For most, the only "right" answer when asked which version of Miracle on 34th Street you might be watching is "the original" (starring Maureen O'Hara and Natalie Wood). However, I have tons of friends who actually prefer the 1994 remake (with Elizabeth Perkins and Mara Wilson). Perhaps this is because we were just kids when that hit theaters, and for some of us, we had the same wide-eyed wonder that Wilson brought to the screen when it came to all things Kris Kringle. For that reason, I urge you to watch both movies during the holiday season-- even back to back as I am doing today-- to show you that though remakes aren't always necessary, sometimes they can be just as endearing as the originals.
Miracle on 34th Street starts out with the Macy's Thanksgiving Day parade Santa being unfit for the job, so Kris Kringle convinces the store's marketing director (O'Hara and Perkins' role) to let him take over instead.

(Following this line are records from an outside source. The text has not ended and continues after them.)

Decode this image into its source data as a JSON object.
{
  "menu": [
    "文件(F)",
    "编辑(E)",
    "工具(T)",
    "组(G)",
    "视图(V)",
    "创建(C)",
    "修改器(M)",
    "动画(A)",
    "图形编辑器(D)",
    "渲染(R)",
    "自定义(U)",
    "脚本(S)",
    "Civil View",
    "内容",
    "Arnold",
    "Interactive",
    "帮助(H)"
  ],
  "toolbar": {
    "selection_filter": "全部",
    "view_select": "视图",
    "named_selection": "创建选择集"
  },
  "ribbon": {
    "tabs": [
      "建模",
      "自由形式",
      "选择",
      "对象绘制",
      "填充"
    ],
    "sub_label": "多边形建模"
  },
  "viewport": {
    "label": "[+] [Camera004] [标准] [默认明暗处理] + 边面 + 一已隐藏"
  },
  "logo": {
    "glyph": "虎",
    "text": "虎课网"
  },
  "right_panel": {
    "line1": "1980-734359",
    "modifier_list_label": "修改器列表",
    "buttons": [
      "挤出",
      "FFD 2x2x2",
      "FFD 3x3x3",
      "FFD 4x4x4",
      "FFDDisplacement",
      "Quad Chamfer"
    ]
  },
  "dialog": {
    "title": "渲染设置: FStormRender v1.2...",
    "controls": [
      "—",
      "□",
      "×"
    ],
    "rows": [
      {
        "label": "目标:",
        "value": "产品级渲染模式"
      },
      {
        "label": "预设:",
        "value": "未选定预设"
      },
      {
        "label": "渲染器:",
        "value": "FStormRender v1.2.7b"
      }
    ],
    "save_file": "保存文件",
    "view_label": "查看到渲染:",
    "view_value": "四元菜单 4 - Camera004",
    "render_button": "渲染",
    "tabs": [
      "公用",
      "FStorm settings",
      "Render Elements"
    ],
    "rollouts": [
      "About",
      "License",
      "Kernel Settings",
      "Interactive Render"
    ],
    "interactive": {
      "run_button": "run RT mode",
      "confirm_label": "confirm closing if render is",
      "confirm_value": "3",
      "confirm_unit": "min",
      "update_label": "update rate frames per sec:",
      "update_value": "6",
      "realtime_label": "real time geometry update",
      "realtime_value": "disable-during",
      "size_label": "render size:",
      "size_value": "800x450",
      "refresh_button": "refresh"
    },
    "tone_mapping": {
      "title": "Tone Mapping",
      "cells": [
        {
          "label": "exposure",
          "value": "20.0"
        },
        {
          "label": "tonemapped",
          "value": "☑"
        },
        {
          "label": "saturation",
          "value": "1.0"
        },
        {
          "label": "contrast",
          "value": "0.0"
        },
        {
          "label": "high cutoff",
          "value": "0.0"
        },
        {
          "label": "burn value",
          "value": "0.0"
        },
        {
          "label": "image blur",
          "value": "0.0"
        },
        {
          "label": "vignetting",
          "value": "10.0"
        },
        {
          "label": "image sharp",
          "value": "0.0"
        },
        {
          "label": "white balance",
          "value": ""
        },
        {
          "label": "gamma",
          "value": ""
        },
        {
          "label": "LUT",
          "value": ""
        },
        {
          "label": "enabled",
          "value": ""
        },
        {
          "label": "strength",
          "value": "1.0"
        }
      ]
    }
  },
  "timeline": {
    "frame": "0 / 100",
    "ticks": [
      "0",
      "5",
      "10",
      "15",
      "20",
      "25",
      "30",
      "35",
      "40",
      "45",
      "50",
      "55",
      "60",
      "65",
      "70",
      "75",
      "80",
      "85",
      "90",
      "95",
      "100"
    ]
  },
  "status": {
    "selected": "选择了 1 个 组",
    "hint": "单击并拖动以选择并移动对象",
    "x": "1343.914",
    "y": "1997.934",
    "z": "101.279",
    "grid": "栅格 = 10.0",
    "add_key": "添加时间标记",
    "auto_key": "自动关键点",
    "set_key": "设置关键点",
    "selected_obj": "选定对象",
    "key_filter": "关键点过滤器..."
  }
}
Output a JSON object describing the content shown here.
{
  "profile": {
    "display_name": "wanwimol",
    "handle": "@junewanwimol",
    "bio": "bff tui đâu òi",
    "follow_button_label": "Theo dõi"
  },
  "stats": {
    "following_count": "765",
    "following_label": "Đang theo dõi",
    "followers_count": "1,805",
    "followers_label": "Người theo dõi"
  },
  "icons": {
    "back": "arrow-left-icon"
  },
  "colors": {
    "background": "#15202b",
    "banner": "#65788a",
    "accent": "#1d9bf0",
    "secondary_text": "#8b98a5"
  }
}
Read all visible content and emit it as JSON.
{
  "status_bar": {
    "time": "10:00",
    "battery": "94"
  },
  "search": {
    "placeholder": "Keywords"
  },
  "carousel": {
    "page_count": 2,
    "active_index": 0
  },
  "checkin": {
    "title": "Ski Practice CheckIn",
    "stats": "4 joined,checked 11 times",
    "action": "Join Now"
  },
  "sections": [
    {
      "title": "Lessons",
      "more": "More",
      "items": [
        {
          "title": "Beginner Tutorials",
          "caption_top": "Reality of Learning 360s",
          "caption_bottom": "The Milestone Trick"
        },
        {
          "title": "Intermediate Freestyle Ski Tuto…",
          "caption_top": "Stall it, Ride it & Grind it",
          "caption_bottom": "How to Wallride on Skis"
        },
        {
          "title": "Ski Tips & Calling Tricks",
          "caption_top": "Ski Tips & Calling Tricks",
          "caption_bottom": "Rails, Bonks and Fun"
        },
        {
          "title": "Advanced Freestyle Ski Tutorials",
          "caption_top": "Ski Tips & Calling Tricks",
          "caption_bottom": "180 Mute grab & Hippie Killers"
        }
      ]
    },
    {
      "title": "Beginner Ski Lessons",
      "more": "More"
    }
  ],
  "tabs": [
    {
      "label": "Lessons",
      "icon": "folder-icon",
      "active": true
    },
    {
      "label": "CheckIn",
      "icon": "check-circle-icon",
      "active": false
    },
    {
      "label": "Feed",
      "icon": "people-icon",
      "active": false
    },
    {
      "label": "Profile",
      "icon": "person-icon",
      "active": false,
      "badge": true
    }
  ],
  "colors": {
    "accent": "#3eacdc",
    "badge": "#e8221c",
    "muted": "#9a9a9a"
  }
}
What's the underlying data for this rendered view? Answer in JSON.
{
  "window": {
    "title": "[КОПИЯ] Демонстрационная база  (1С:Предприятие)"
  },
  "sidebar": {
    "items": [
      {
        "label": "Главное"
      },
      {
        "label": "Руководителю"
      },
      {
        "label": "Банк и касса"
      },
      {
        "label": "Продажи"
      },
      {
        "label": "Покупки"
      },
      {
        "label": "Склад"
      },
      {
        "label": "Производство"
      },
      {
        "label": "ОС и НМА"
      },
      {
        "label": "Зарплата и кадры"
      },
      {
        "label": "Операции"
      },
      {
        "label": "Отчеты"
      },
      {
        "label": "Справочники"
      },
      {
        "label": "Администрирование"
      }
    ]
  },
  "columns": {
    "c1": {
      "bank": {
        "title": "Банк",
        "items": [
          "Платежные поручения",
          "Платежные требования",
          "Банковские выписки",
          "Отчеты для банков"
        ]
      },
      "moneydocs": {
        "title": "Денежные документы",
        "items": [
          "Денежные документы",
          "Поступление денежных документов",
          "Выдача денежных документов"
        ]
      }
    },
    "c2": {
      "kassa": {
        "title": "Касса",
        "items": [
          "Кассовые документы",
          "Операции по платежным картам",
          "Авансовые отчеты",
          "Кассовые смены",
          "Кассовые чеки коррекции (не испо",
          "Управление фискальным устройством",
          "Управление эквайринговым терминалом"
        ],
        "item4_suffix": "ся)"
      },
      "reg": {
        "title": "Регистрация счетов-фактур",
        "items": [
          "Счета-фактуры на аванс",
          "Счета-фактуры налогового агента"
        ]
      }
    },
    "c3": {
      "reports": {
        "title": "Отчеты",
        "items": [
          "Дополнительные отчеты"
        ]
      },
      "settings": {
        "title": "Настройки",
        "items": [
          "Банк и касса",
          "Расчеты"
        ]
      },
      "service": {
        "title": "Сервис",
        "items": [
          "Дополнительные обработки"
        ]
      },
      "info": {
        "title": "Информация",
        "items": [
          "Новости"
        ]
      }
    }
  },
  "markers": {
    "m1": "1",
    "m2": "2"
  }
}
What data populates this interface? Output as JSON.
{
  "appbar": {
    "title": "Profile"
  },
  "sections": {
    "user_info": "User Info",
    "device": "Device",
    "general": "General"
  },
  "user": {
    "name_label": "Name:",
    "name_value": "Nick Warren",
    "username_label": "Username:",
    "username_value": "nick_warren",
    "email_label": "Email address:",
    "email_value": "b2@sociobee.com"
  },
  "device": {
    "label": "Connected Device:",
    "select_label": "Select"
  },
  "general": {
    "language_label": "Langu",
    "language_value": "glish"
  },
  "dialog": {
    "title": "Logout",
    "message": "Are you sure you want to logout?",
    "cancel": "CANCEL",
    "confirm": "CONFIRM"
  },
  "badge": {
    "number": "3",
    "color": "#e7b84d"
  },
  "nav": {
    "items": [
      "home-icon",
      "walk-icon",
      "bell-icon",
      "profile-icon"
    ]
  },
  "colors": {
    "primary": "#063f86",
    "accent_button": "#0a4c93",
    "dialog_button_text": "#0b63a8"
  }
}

Since he is a jolly older man with bright white hair and rosy red cheeks (that we can't confirm in the 1947 original because it is in black and white), she allows it. He does such a good job-- and looks so authentic-- the store keeps him on for the season.
The marketing director's daughter is a little girl who wants some very specific things from Santa this year: a house, a father, and a brother. And she has just the specific house in mind, having seen a picture of it in a magazine. She tells the Santa at Macy's exactly what she wants and is promised her dreams will come true.
The Santa at Macy's, meanwhile, doesn't just call himself Kris Kringle, but he also is convinced he really is Kris Kringle. Despite a bunch of lawyers trying to commit him as just a "mentally ill old man," gradually more than just this little girl begin to wonder and then believe if maybe he's the real thing after all.
What is so great about this movie is that it plays on a personal theory of mine for years. After Kris Kringle deliberately fails his mental sanity test and is put on trial, the question is raised as to what is real and what is not. If we believe in something, does that make it real? If we teach our children something is out there, are we lying to them, or are we creating something out of nothing? And furthermore, if Santa is not real, is God real? After all, Santa and God are both these omnipotent beings that see all, know all, and can reward or spite; no one sees either of them, but yet we are told they exist. Perhaps I am reaching a bit with that one, but it's part of what has always made this movie so special for me: it calls out the grown-ups on their crap!